Much has been made of the “school to prison pipeline” the set of practices that supposedly “criminalizes” children by introducing them into juvenile and adult legal systems at increasingly younger ages. What I’ve seen and experienced was the opposite: a school to prison pipeline built by a profound disconnection between students’ actions in school settings and realistic consequences. The students I worked with were conditioned for years to believe that everything from stomping each other out to sexual assault would be met with formalized bluster and bravado but no actual consequences.

The reasons for this dynamic aren’t all that complicated: the education system is in the business of shining shit and calling it gold. Teachers, administrators, and other staff understand that many, if not most, of their efforts to address any but the most destructive of student behaviors will be met with platitudes or unhelpful nonsense, or just ignored. Many bureaucrats of the educational hierarchy, serving politicians whose only interest is the perception of an ignorant public, institute policies that hide, ignore, or placate these students, further conditioning them to believe that breaking things and hurting people are the easiest ways to get a reward or out of the classroom. These young people learn that violent criminal behavior is a safe bet, or even a good idea, and school becomes a staging area for street issues or a fun place to throw a tantrum. As soon as the students cross the threshold to the outside world their conditioning will get them hurt or in trouble.

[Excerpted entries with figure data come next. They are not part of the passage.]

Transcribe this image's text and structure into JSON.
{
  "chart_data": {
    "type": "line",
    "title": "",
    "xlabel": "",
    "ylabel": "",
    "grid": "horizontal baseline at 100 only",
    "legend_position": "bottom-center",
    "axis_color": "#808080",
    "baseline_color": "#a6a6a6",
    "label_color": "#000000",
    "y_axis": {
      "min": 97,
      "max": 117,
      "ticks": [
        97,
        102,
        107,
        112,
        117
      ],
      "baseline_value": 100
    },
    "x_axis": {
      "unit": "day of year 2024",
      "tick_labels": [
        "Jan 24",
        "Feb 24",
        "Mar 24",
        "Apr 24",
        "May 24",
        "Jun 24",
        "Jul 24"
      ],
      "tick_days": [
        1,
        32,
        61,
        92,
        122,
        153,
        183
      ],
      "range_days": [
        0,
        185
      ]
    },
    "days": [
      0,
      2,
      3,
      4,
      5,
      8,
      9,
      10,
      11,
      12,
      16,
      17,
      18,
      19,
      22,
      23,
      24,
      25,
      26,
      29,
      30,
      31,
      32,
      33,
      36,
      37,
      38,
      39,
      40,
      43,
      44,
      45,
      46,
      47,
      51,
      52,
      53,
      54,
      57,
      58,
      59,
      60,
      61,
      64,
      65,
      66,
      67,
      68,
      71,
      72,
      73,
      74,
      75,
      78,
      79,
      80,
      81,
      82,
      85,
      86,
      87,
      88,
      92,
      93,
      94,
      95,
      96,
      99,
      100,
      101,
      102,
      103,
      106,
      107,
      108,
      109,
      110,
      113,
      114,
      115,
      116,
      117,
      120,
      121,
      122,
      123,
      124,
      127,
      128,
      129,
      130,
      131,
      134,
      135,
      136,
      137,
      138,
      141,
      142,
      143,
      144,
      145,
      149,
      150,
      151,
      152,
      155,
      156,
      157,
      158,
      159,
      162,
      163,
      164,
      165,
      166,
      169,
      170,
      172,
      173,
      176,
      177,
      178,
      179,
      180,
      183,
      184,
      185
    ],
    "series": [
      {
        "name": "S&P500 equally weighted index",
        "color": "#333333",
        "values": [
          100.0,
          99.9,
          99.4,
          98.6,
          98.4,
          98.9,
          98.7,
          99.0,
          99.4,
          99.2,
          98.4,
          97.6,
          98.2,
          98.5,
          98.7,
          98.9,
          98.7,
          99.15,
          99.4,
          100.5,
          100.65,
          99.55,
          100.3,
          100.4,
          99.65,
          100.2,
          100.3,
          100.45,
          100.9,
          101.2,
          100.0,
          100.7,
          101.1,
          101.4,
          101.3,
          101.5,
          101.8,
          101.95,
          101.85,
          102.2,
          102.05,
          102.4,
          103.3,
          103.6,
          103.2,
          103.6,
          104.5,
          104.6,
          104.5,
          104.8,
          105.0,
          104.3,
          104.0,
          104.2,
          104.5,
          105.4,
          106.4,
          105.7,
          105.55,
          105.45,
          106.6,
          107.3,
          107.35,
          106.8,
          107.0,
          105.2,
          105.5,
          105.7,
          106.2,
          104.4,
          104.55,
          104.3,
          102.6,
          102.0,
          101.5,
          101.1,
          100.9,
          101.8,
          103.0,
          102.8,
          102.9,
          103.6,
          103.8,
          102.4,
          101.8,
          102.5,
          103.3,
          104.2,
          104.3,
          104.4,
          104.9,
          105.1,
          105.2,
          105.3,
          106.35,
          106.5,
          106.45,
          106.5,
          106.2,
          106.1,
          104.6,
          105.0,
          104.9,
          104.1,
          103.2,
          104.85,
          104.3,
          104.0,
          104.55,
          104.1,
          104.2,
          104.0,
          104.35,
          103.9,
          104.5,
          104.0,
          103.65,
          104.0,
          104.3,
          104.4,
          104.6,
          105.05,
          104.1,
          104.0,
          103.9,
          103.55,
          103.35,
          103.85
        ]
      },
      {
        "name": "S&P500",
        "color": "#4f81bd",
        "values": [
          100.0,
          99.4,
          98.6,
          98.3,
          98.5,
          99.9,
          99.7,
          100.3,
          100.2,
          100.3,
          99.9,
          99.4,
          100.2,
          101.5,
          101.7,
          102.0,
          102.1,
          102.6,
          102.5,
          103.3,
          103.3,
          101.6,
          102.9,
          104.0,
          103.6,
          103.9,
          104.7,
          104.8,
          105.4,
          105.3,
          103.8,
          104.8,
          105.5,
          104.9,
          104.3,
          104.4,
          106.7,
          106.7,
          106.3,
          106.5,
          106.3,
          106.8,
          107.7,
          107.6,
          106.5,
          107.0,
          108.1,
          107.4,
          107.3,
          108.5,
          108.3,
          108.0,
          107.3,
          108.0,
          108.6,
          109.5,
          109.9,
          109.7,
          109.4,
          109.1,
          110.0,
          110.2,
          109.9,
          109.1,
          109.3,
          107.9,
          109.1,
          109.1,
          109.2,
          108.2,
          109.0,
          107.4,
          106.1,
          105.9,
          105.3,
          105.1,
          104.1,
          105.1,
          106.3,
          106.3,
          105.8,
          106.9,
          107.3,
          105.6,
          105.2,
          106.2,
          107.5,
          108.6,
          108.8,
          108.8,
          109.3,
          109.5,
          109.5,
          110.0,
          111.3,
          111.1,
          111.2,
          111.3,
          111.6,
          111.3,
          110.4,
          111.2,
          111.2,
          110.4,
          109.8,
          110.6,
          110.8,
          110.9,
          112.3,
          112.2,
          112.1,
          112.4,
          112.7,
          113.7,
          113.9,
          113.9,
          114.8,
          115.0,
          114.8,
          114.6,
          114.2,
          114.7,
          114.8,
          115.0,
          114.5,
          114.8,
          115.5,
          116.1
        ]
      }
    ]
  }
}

As the education system continues to churn out students who participate in, witness, or are victims of violent behavior for years with little to no consequences, it’s no wonder than many of these young people find themselves in trouble with the law or otherwise have difficulty being productive members of society. Ultimately, it’s the responsibility of families and friends to bring children up in ways that will promote their safety and development but schools can play positive roles in keeping students from being conditioned to take dangerous behaviors lightly or at least avoid facilitating a bait and switch that sets students up for devastating consequences.